Buck Converter Control

Voltage Output vs. DAC Output

Production

I hand assemble each board myself, I have a pretty simple reflow setup and use some tweezers and a microscope to place parts.

I try and keep component placement between the adapters the same so I don’t need as many solder paste stencils. Since I assemble each board individually a large stencil and frame is overkill, instead I use a single stencil for multiple designs and trim it to size.

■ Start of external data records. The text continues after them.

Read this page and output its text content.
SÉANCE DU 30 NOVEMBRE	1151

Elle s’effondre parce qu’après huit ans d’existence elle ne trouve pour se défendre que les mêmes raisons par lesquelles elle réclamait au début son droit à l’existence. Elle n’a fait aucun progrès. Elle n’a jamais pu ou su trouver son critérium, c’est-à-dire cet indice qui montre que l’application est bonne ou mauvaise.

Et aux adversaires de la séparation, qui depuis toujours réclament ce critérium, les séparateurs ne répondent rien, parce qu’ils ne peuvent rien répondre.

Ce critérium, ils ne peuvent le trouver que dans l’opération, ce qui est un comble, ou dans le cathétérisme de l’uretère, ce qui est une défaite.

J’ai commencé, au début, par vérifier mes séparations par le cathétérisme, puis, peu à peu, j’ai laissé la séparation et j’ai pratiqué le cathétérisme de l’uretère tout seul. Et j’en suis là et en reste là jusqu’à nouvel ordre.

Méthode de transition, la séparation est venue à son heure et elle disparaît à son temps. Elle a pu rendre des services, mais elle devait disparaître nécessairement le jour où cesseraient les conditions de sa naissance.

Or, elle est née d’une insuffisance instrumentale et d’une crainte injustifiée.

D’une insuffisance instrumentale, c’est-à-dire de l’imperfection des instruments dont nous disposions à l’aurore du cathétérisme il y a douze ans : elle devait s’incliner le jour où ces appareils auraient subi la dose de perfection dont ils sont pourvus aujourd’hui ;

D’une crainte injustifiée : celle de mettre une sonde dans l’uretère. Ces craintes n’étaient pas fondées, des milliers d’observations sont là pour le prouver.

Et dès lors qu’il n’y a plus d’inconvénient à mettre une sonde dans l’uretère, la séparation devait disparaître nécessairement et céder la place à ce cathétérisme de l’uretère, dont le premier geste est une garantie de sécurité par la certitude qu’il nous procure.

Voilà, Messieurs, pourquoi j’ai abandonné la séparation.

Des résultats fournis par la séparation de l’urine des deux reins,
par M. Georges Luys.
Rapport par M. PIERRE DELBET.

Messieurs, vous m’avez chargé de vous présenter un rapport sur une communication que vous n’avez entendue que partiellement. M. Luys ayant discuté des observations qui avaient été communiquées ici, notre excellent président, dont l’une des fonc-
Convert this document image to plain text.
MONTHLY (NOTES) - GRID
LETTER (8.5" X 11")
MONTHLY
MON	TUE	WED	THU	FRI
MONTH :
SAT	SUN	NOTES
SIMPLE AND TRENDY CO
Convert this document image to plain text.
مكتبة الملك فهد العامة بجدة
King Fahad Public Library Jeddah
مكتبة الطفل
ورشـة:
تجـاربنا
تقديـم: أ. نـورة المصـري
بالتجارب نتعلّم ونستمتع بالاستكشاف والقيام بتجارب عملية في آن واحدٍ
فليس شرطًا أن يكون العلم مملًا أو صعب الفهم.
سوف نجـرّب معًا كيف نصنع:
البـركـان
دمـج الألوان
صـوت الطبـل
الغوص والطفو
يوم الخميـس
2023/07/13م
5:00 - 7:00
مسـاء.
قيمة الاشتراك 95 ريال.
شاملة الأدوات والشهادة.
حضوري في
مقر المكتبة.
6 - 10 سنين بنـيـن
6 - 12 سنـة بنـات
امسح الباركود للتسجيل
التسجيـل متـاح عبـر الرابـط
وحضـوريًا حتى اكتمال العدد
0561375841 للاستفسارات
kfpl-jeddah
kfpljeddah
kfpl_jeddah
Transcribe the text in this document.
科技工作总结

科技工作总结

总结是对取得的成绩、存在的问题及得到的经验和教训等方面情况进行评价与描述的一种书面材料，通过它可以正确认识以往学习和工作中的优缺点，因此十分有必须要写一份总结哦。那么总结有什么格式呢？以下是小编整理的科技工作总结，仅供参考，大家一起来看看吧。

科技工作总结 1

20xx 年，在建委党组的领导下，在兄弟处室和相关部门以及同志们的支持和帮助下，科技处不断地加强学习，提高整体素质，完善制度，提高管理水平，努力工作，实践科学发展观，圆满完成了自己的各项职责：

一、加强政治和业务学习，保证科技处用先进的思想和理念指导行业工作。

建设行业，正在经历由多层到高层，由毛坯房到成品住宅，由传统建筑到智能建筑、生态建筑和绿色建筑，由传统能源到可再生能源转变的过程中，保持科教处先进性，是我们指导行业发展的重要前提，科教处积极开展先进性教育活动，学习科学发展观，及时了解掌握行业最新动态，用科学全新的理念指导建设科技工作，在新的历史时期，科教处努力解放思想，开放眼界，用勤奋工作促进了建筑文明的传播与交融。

To easily align the stencil with the PCB, I came up with this alignment tool. It’s a stack of PCBs with a grid of holes spaced 5mm apart with pin gauges for alignment. I took into account the tolerances of the holes and pin gauges to be accurate but leave some wiggle room, its worked with 0402’s and 0.4mm pin pitch parts.

Stencil Alignment Block
Stencil Alignment
Partially Assembled Orders

eCommerce

My first store was a static website using GitHub pages. I found a shopping cart service that worked with static sites, processed payments through PayPal, and was pretty inexpensive. I also wrote a bunch of documentation and made some YouTube videos about the clip adapters to put on the website. I didn’t really do much marketing or advertising, I made some Reddit and forum posts but that was it, most sales came from referrals.

As the clip adapters became more popular I set up a virtual private server to use Magento for my eCommerce store and BookStack for documentation. The set up was more difficult but it’s a much better solution and I no longer lose a percentage on each sale.